2010-04-02 18:30:59 | インポート

Cimg6454 今年の春は遅い。雨や雪の日が多く農作業の遅れも気になるがそれでも時折、射す日差しに「だんちゃん」も気持ち良さそうに居眠りをしている。

何軒かあった村の雑貨屋さん
 「オイマサン」と親しまれたお店は狭い店内に食料品から文房具、衣類まで売っていた。さしずめ村の総合百貨店、小さな戸棚に並べられた万年筆、インクの出の悪いボールペン、色とりどりのノートや手帳に子供達は目を輝かせて新学期から着るシャツやパンツを買ったもらう。
 向かいの魚屋の「セイゾウサン」は料理上手と、お人好しな仕出し屋さんで人気。
 隣の「オイチョウサン」は酒、たばこ、郵便を扱って朝早くから豆腐つくりの石臼が廻っているのがガラス越しに見える。
 夕方には豆腐を肴に一杯飲みの人たちで賑わう。そこから1キロほど離れた駅近くの「オイワサン」も酒、たばこを商い、ここでも夕方仕事帰りの人たちが一杯飲みにやって来ては向かいの魚屋「エンツァン」から刺身を取り寄せて賑やかになる。
 並びの「サイチャン」のお店では菓子や野菜の種を商っていた。この三軒で当時駅前商店街をなしていた。
 少し離れた集落には「サトーサン」「ゴダイドウミセ」、隣の魚屋さんは自転車で市場から魚を仕入れてくる。
 鎮守のお祭りともなると隣村の魚屋さんも手伝いに来て、狭い店内から出て、外で刺身を切っていた。

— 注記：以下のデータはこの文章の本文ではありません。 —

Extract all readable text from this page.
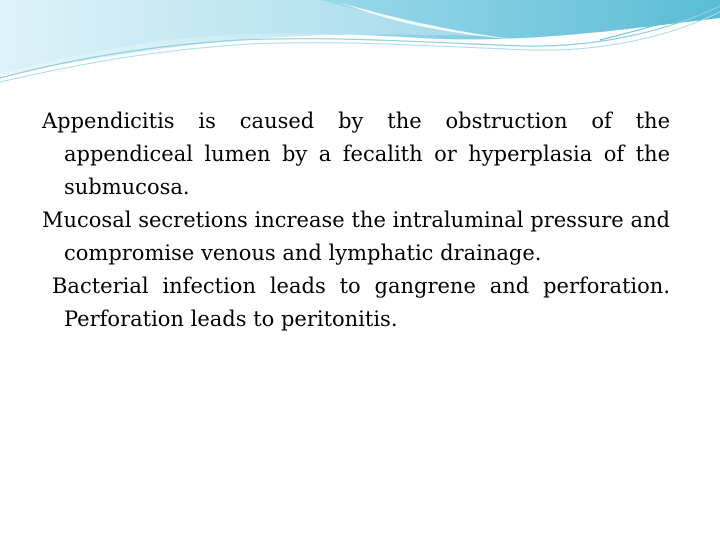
Appendicitis is caused by the obstruction of the appendiceal lumen by a fecalith or hyperplasia of the submucosa.

Mucosal secretions increase the intraluminal pressure and compromise venous and lymphatic drainage.

Bacterial infection leads to gangrene and perforation. Perforation leads to peritonitis.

 やがて田んぼの真ん中に新幹線駅が忽然と姿を現し次第に家が増え人口も増えたが若い人達は仕事帰りに町場の大型スーパーで買物をする。
 噂のスーパーがあれば20キロでも30キロでも車を飛ばす。
 そして近くにコンビニが誕生すると
 雑貨屋さんの買い物客を根こそぎ奪う。

 かくて地元の雑貨屋さんはポツリポツリ店を閉めることになる。
 かってこの地区には子供達の憧れのお店が10軒もあったが今では4軒に減った。
 「アリコダチ」と呼ばれた雑貨屋さんも酒、タバコを商っていたが、この春、数台の自販機は動いていたが商品は見えなかったから店仕舞いをしたらしい。